I Thought That I Identified As a Gay Woman - The Music Icon Helped Me Uncover the Actual Situation
During 2011, a couple of years ahead of the renowned David Bowie exhibition opened at the prestigious Victoria and Albert Museum in the UK capital, I came out as a homosexual woman. Up to that point, I had solely pursued relationships with men, one of whom I had wed. After a couple of years, I found myself nearing forty-five, a newly single parent to four children, making my home in the US.
At that time, I had begun to doubt both my personal gender and attraction preferences, seeking out understanding.
My birthplace was England during the beginning of the seventies - before the internet. During our youth, my companions and myself lacked access to social platforms or YouTube to turn to when we had curiosities about intimacy; conversely, we looked to celebrity musicians, and in that decade, artists were challenging gender norms.
Annie Lennox wore masculine attire, The Culture Club frontman wore girls' clothes, and bands such as well-known groups featured members who were openly gay.
I wanted his lean physique and defined hairstyle, his angular jaw and masculine torso. I wanted to embody the Bowie's Berlin period
In that decade, I spent my time driving a bike and wearing androgynous clothing, but I returned to conventional female presentation when I chose to get married. My spouse moved our family to the America in 2007, but when our relationship dissolved I felt an undeniable attraction back towards the masculinity I had previously abandoned.
Since nobody played with gender as dramatically as David Bowie, I chose to spend a free afternoon during a summer trip returning to England at the museum, hoping that perhaps he could guide my understanding.
I lacked clarity precisely what I was looking for when I walked into the display - possibly I anticipated that by submerging my consciousness in the opulence of Bowie's gender experimentation, I might, consequently, discover a hint about my personal self.
Quickly I discovered myself positioned before a small television screen where the visual presentation for "Boys Keep Swinging" was continuously looping. Bowie was moving with assurance in the foreground, looking stylish in a slate-colored ensemble, while to the side three supporting vocalists in feminine attire clustered near a microphone.
In contrast to the drag queens I had seen personally, these ladies didn't glide around the stage with the confidence of born divas; conversely they looked disinterested and irritated. Placed in secondary positions, they had gum in their mouths and showed impatience at the monotony of it all.
"Boys keep swinging, boys always work it out," Bowie voiced happily, seemingly unaware to their reduced excitement. I felt a momentary pang of empathy for the backing singers, with their thick cosmetics, ill-fitting wigs and too-tight dresses.
They seemed to experience as uncomfortable as I did in female clothing - irritated and impatient, as if they were hoping for it all to end. Precisely when I realized I was identifying with three individuals presenting as female, one of them ripped off her wig, wiped the makeup from her face, and revealed herself to be ... Bowie! Surprise. (Of course, there were additional David Bowies as well.)
Right then, I was absolutely sure that I desired to shed all constraints and emulate the artist. I desired his lean physique and his defined hairstyle, his angular jaw and his flat chest; I wanted to embody the slender-shaped, Bowie's German period. However I couldn't, because to authentically transform into Bowie, first I would need to be a man.
Declaring myself as queer was one thing, but transitioning was a much more frightening outlook.

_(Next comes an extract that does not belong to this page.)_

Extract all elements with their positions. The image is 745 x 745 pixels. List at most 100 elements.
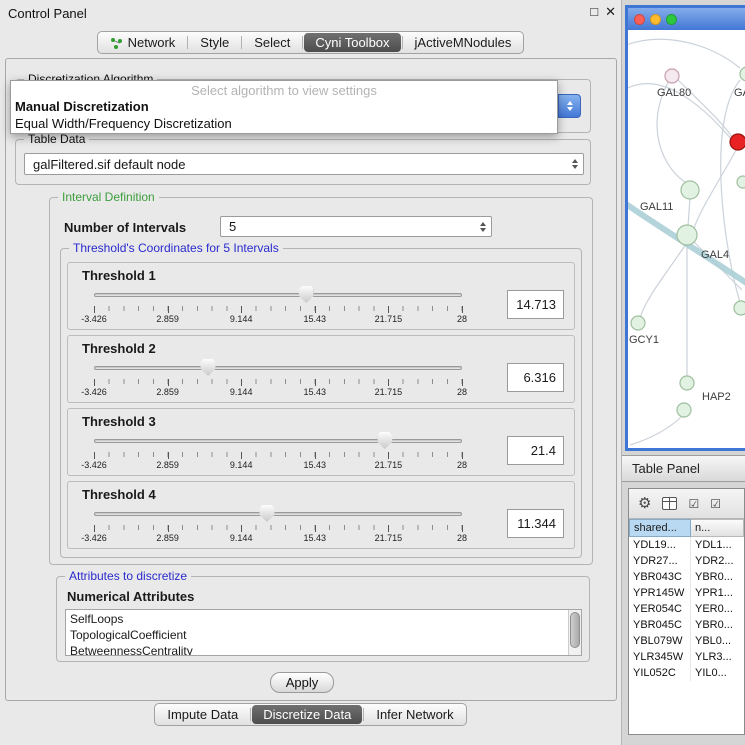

It took me several more years before I was ready. Meanwhile, I did my best to adopt male characteristics: I ceased using cosmetics and discarded all my skirts and dresses, trimmed my tresses and started wearing men's clothes.
I changed my seating posture, walked differently, and changed my name and pronouns, but I paused at surgical procedures - the possibility of rejection and regret had rendered me immobile with anxiety.
Once the David Bowie exhibition finished its world tour with a engagement in New York City, following that period, I returned. I had arrived at a crisis. I couldn't go on pretending to be something I was not.
Facing the familiar clip in 2018, I became completely convinced that the problem didn't involve my attire, it was my physical form. I wasn't simply a tomboy; I was a male with feminine qualities who'd been in costume all his life. I aimed to transition into the individual in the stylish outfit, moving in the illumination, and at that moment I understood that I had the capacity to.
I scheduled an appointment to see a physician soon after. The process required additional years before my transition was complete, but none of the things I worried about came true.
I continue to possess many of my feminine mannerisms, so people often mistake me for a queer man, but I'm OK with that. I sought the ability to experiment with identity following Bowie's example - and since I'm comfortable in my body, I am able to.